For your own sake, move on already!!!

 

Damn dude, I knew looking back there was something going on but love blinded me and I honestly trusted her. If I could go back in time and change it I would but unfortunately this is just a lesson I guess I needed to learn.

 

Really makes me feel like sh*t that she's not the person I thought she was and that she would do that. F*ck.

 

Any advice on moving on would be appreciated.
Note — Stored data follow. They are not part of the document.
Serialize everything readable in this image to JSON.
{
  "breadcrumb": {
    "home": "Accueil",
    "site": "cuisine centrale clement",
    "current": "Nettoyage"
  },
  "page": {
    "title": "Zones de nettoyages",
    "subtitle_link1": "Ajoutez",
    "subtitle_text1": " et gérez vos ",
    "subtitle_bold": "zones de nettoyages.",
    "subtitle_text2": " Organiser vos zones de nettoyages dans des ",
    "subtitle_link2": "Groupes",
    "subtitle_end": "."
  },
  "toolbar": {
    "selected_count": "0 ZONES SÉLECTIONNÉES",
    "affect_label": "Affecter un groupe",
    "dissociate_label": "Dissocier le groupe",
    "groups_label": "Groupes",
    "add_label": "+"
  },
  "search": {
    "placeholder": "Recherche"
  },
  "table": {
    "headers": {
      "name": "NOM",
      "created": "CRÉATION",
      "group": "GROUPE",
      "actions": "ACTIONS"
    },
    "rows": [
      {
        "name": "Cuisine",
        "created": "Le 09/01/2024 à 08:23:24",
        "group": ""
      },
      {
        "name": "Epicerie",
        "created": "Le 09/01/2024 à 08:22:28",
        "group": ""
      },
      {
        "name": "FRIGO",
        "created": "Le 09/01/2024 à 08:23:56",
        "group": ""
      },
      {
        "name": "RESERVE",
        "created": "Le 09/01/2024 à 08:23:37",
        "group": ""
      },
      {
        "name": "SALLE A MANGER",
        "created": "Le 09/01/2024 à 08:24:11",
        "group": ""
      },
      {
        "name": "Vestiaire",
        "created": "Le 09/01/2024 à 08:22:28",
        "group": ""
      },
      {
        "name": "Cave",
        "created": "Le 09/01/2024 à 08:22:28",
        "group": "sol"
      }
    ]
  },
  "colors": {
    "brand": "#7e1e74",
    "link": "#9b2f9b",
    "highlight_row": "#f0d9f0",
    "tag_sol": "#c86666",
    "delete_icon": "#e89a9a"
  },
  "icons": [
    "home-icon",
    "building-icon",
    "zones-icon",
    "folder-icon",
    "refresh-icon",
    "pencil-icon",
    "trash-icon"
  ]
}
Edited by a LoveShack.org Moderator
Posted
Damn dude, I knew looking back there was something going on but love blinded me and I honestly trusted her. If I could go back in time and change it I would but unfortunately this is just a lesson I guess I needed to learn.

 

Really makes me feel like sh*t that she's not the person I thought she was and that she would do that. F*ck.

 

Any advice on moving on would be appreciated.

 

For what it's worth, when I ended my relationship with my ex-wife. I went on a trip on my own, just to clear my head. I then changed direction, and tried some new things. Then after a few months, I made new friends and started enjoying myself with different women.

 

At the end of the day, although the end of my first marriage sucked. It was inevitable that it was going to end, because there was no way I was going to reconcile and retain my own sense of worth. So my ex-wife forfeited her opportunity to be with me.

 

I also came to realise that I can't control what other people think or choose to do. Plus I also came to appreciate that there can be a number of "the one" and it could be terrific with them as well.

 

We're all replaceable and sometimes we end up being, not everything to whoever we are with. Remember the fun times, enjoy them for what they were. Yet be okay about the fact, that some things in life are fleeting.

 

It's okay to feel all sorts of emotions, shock, anger, sadness and all the rest including indifference.

 

Yet dwelling on it interminably is a journey to no end. Since it isn't going to change anything since it's over. So it becomes a choice, you can keep pining for what will never be to no point, or realise that pining is a waste of time, and get on with moving forward without her as you did before her.

  • Author
Posted
For what it's worth, when I ended my relationship with my ex-wife. I went on a trip on my own, just to clear my head. I then changed direction, and tried some new things. Then after a few months, I made new friends and started enjoying myself with different women.

 

At the end of the day, although the end of my first marriage sucked. It was inevitable that it was going to end, because there was no way I was going to reconcile and retain my own sense of worth. So my ex-wife forfeited her opportunity to be with me.

 

I also came to realise that I can't control what other people think or choose to do. Plus I also came to appreciate that there can be a number of "the one" and it could be terrific with them as well.

 

We're all replaceable and sometimes we end up being, not everything to whoever we are with. Remember the fun times, enjoy them for what they were. Yet be okay about the fact, that some things in life are fleeting.

 

It's okay to feel all sorts of emotions, shock, anger, sadness and all the rest including indifference.

 

Yet dwelling on it interminably is a journey to no end. Since it isn't going to change anything since it's over. So it becomes a choice, you can keep pining for what will never be to no point, or realise that pining is a waste of time, and get on with moving forward without her as you did before her.

 

Thanks for sharing and your help. There is no point in dwelling, you're right.

 

On the bright side got a date coming up with a cute girl I just met. We'll see where this goes.